= Reading epilepsy =

Type of a reflex seizure

Reading epilepsy is a type of a reflex seizure caused by reading.

Reading epilepsy is one of a number of reflex seizures. The reflex seizures are characterized by epileptic seizures occurring due to reflex, i.e. caused by a specific stimulus, contrary to other epilepsy types with spontaneous seizures. In discussed case reading becomes a trigger, as loud reading as a quiet one. In effect seizure can occur, including oral area myoclonus, especially affecting masseter muscle, orbicularis oris muscle, oral and perioral myoclonus. Extremities can be affected too. Apart from that, affected person can be unable to read. EEG performed during the seizure complexes of sharp waves and slow waves from a dominant hemisphere, especially from a temporoparietal area, can be observed. However, between the seizures no electroencephalographic changes can be detected. There is no lesion observable in the head MRI either.

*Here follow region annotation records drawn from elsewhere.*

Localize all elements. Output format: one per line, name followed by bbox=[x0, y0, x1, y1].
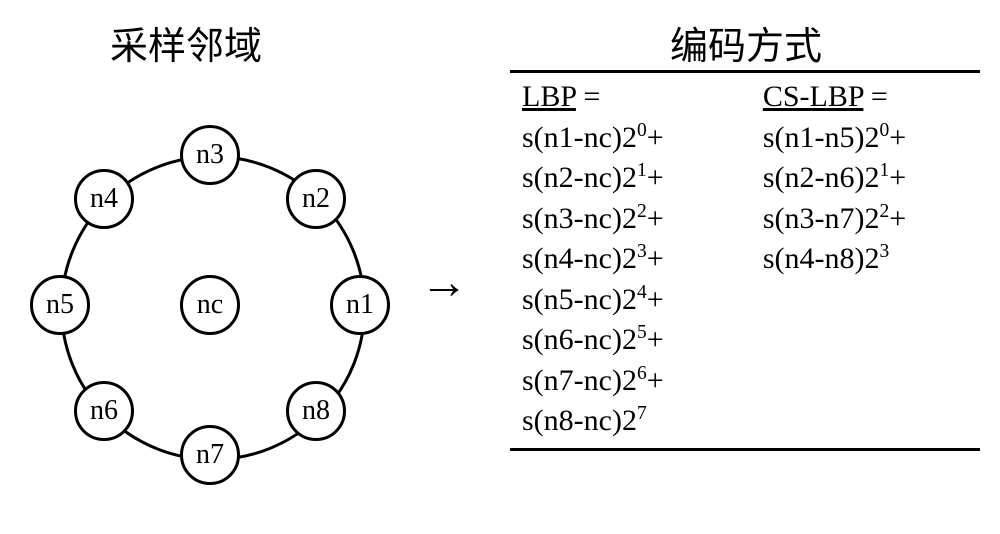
node-n4: n4 bbox=[74, 169, 134, 229]
arrow-icon: → bbox=[420, 255, 468, 310]
node-nc: nc bbox=[180, 275, 240, 335]
cslbp-column: CS-LBP =s(n1-n5)20+s(n2-n6)21+s(n3-n7)22… bbox=[763, 77, 968, 442]
term-exponent: 0 bbox=[637, 120, 647, 141]
term-line: s(n5-nc)24+ bbox=[522, 280, 763, 321]
term-exponent: 3 bbox=[879, 241, 889, 262]
term-line: s(n6-nc)25+ bbox=[522, 320, 763, 361]
figure: 采样邻域 编码方式 nc n1 n2 n3 n4 n5 n6 n7 n8 → LBP =s(n1… bbox=[0, 0, 1000, 534]
term-line: s(n1-n5)20+ bbox=[763, 118, 968, 159]
term-exponent: 4 bbox=[637, 282, 647, 303]
term-line: s(n4-n8)23 bbox=[763, 239, 968, 280]
node-n8: n8 bbox=[286, 381, 346, 441]
term-line: s(n2-n6)21+ bbox=[763, 158, 968, 199]
term-line: s(n4-nc)23+ bbox=[522, 239, 763, 280]
node-n6: n6 bbox=[74, 381, 134, 441]
term-line: s(n7-nc)26+ bbox=[522, 361, 763, 402]
term-exponent: 7 bbox=[637, 403, 647, 424]
node-n1: n1 bbox=[330, 275, 390, 335]
bottom-rule bbox=[510, 448, 980, 451]
term-line: s(n3-nc)22+ bbox=[522, 199, 763, 240]
node-n2: n2 bbox=[286, 169, 346, 229]
term-exponent: 2 bbox=[879, 201, 889, 222]
term-exponent: 3 bbox=[637, 241, 647, 262]
term-exponent: 2 bbox=[637, 201, 647, 222]
column-header: CS-LBP = bbox=[763, 77, 968, 118]
lbp-column: LBP =s(n1-nc)20+s(n2-nc)21+s(n3-nc)22+s(… bbox=[522, 77, 763, 442]
column-title: LBP bbox=[522, 80, 576, 113]
column-title: CS-LBP bbox=[763, 80, 864, 113]
term-line: s(n1-nc)20+ bbox=[522, 118, 763, 159]
node-n5: n5 bbox=[30, 275, 90, 335]
column-header: LBP = bbox=[522, 77, 763, 118]
encoding-columns: LBP =s(n1-nc)20+s(n2-nc)21+s(n3-nc)22+s(… bbox=[510, 73, 980, 442]
node-n7: n7 bbox=[180, 425, 240, 485]
term-exponent: 0 bbox=[879, 120, 889, 141]
term-line: s(n2-nc)21+ bbox=[522, 158, 763, 199]
encoding-panel: LBP =s(n1-nc)20+s(n2-nc)21+s(n3-nc)22+s(… bbox=[510, 70, 980, 451]
encoding-title: 编码方式 bbox=[670, 15, 822, 70]
term-exponent: 1 bbox=[879, 160, 889, 181]
sampling-diagram: nc n1 n2 n3 n4 n5 n6 n7 n8 bbox=[20, 80, 390, 500]
term-exponent: 6 bbox=[637, 363, 647, 384]
term-exponent: 5 bbox=[637, 322, 647, 343]
term-line: s(n3-n7)22+ bbox=[763, 199, 968, 240]
term-line: s(n8-nc)27 bbox=[522, 401, 763, 442]
term-exponent: 1 bbox=[637, 160, 647, 181]
sampling-title: 采样邻域 bbox=[110, 15, 262, 70]
node-n3: n3 bbox=[180, 125, 240, 185]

Reading epilepsy occurs more frequently in boys aged from 12 to 20 years. A genetic base is suspected.

In the case of reading epilepsy a change of reading manner is recommended as a prevention. Koutroumanidis et al. (1998) described a case series, in which they administered anticolvulsive medicines. The seizure disappeared in 9 patients of 14. Clonazepam was proved effective drug when valproic acid did not act in some patients.